Brooke County Solid Waste Authority will collect old electronics Saturday
BEECH BOTTOM — As the Brooke County Solid Waste Authority prepares to accept assorted electronics for recycling, Brooke County Commissioners were asked about improving access to the county’s recycling program.
Heidi Kirchner, the authority’s office manager, has announced an electronics collection will be held from 1 p.m. to 4 p.m. Saturday at the board’s recycling center on Mac Barnes Drive.
The event has been supported by a $15,240 grant from the West Virginia Division of Environmental Protection’s Rehabilitation Environmental Action Plan program, one of 12 awarded to recycling programs in the state.
Individuals bringing items to the collection must show proof of their residency in Brooke County. The event isn’t open to businesses or groups.
There will be a ten item limit per vehicle, though keyboards, mice and mobile phones don’t count toward it.
Items that will be accepted include A/C adapters, audiovisual equipment such as DVD players, LCD and LED televisions and stereo equipment; various kinds of batteries, calculators, cameras, cellphones, laptop computers, printers, ink toners, computer components such as mainframes, hard drives, LCD monitors, keyboards and mice; scanners and other copy machines, typewriters, wires, cables and cords; dehumidifiers, dryers, washers, refrigerators, microwave ovens, vacuum cleaners, fax machines, medical devices and security equipment.
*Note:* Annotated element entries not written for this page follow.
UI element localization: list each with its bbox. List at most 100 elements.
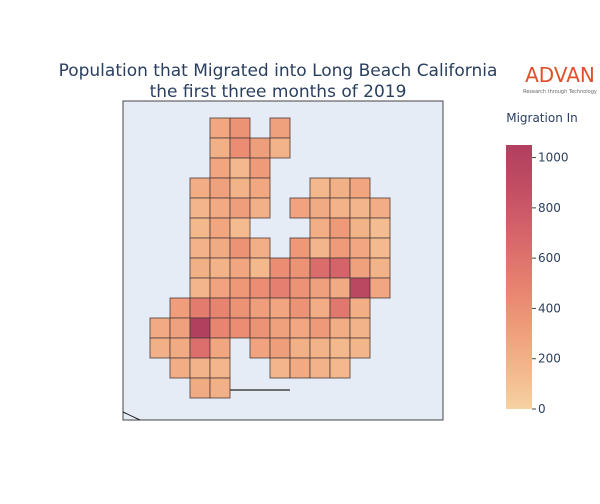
- colorbar-tick-label: 600: [538, 251, 561, 265]
- region: [249, 177, 271, 199]
- region: [309, 297, 331, 319]
- region: [369, 277, 391, 299]
- region: [229, 117, 251, 139]
- region: [329, 257, 351, 279]
- region: [309, 357, 331, 379]
- map-outline: [122, 411, 141, 421]
- region: [209, 337, 231, 359]
- region: [189, 197, 211, 219]
- region: [289, 197, 311, 219]
- region: [349, 337, 371, 359]
- colorbar-tick-label: 200: [538, 352, 561, 366]
- region: [269, 297, 291, 319]
- region: [269, 357, 291, 379]
- colorbar-tick-label: 1000: [538, 151, 569, 165]
- region: [329, 277, 351, 299]
- region: [329, 217, 351, 239]
- region: [229, 277, 251, 299]
- region: [209, 257, 231, 279]
- region: [289, 317, 311, 339]
- region: [209, 357, 231, 379]
- region: [269, 117, 291, 139]
- region: [229, 257, 251, 279]
- colorbar-tick-label: 800: [538, 201, 561, 215]
- region: [209, 157, 231, 179]
- region: [189, 177, 211, 199]
- region: [289, 297, 311, 319]
- region: [309, 217, 331, 239]
- region: [229, 157, 251, 179]
- region: [309, 317, 331, 339]
- region: [329, 317, 351, 339]
- region: [229, 237, 251, 259]
- region: [269, 317, 291, 339]
- region: [229, 217, 251, 239]
- region: [329, 197, 351, 219]
- region: [349, 177, 371, 199]
- region: [309, 337, 331, 359]
- regions: [149, 117, 391, 399]
- region: [349, 277, 371, 299]
- region: [249, 137, 271, 159]
- region: [309, 177, 331, 199]
- region: [289, 237, 311, 259]
- region: [229, 177, 251, 199]
- region: [329, 297, 351, 319]
- region: [329, 177, 351, 199]
- region: [209, 237, 231, 259]
- region: [209, 297, 231, 319]
- region: [209, 317, 231, 339]
- region: [209, 217, 231, 239]
- region: [249, 277, 271, 299]
- region: [189, 357, 211, 379]
- region: [269, 277, 291, 299]
- region: [249, 197, 271, 219]
- colorbar-title: Migration In: [506, 111, 578, 125]
- region: [249, 257, 271, 279]
- region: [189, 317, 211, 339]
- region: [209, 117, 231, 139]
- region: [209, 277, 231, 299]
- region: [369, 217, 391, 239]
- region: [209, 177, 231, 199]
- region: [229, 137, 251, 159]
- region: [229, 297, 251, 319]
- region: [249, 337, 271, 359]
- region: [289, 337, 311, 359]
- region: [329, 357, 351, 379]
- region: [269, 337, 291, 359]
- region: [349, 197, 371, 219]
- region: [229, 197, 251, 219]
- region: [209, 377, 231, 399]
- region: [309, 197, 331, 219]
- title-line: Population that Migrated into Long Beach…: [59, 61, 498, 81]
- region: [169, 357, 191, 379]
- region: [309, 237, 331, 259]
- region: [269, 137, 291, 159]
- region: [189, 257, 211, 279]
- region: [189, 337, 211, 359]
- region: [249, 157, 271, 179]
- region: [169, 297, 191, 319]
- colorbar: [506, 145, 532, 409]
- region: [369, 197, 391, 219]
- region: [369, 237, 391, 259]
- region: [349, 317, 371, 339]
- logo-name: ADVAN: [525, 63, 595, 87]
- region: [189, 377, 211, 399]
- region: [149, 337, 171, 359]
- title-line: the first three months of 2019: [150, 82, 407, 102]
- region: [169, 317, 191, 339]
- region: [309, 277, 331, 299]
- region: [349, 297, 371, 319]
- region: [309, 257, 331, 279]
- region: [249, 317, 271, 339]
- region: [189, 237, 211, 259]
- logo-tagline: Research through Technology: [523, 89, 597, 95]
- region: [249, 237, 271, 259]
- region: [249, 297, 271, 319]
- region: [169, 337, 191, 359]
- region: [349, 217, 371, 239]
- region: [349, 237, 371, 259]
Items that won’t be accepted include stoves, dishwashers, hot water tanks, any type of light bulb or ballasts, thermometers, thermostats, VHS, cassette or data tapes, electric lamps, oxygen or pressurized tanks, fuel containers, syringes or medical waste, medications, gasoline or diesel components, tires, fire extinguishers and CRT (tube-type) devices.
In recent months the board stopped accepting electronic items at the center on a daily basis, citing concerns about contamination by those left outside the center’s regular hours of 10 a.m. to 3 p.m. Monday through Friday.
Kirchner said the state DEP has warned material from such devices could seep into the ground and reach the Hammond Public Service District’s water treatment system nearby or work its way into the Ohio River not far away.
County Commissioner A.J. Thomas said the county has received modest fines for them but there’s greater concern the situation could hurt the board’s chances of receiving future grants.
The state DEP has been the primary source of funding for the recycling center’s daily operations and special events such as Saturday’s collection.
Grants from it have been used to maintain and haul bins for public deposit of recyclable paper, cardboard and aluminum and steel cans.
But in recent months bins at central locations in Follansbee, Wellsburg and Bethany have been relocated to the recycling center at the south end of the county.
Thomas said illegal dumping of nonrecyclable material in the bins prompted the move.
County Commissioner Stacey Wise added staff at the center were forced to sort through a lot of nonrecyclable trash to prepare the bin’s contents for the recycling companies with whom the board deals.
Wise added the cost of hauling the material also was a factor.
The commissioners noted they have paved Mac Barnes Drive to improve access to the center.
The solid waste board also has secured a camera to monitor after-hours activity and deter illegal dumping there.
But the center’s location and limited hours have spurred complaints from some supporters of recycling.
The commissioners said they hope the bins can be returned to their previous locations though they don’t see it happening in the near future.
They were asked whether they have considered merging its operations with a neighboring county, as was done in Jefferson and Belmont counties; or establishing limited weekend hours in which residents could bring their recyclables.
Wise said merging with another county doesn’t seem a viable option as Kirchner and the board are still contending with financial issues attributed to past staff.
She and Thomas said special weekend hours is something they could consider.
Wise said there are plans for the commission and solid waste board to work more closely.
She said they are exploring the possibility of a SWA staff member investigating complaints of open dumps, illegal salvage yards and dilapidated structures and receiving training required to write citations for violations.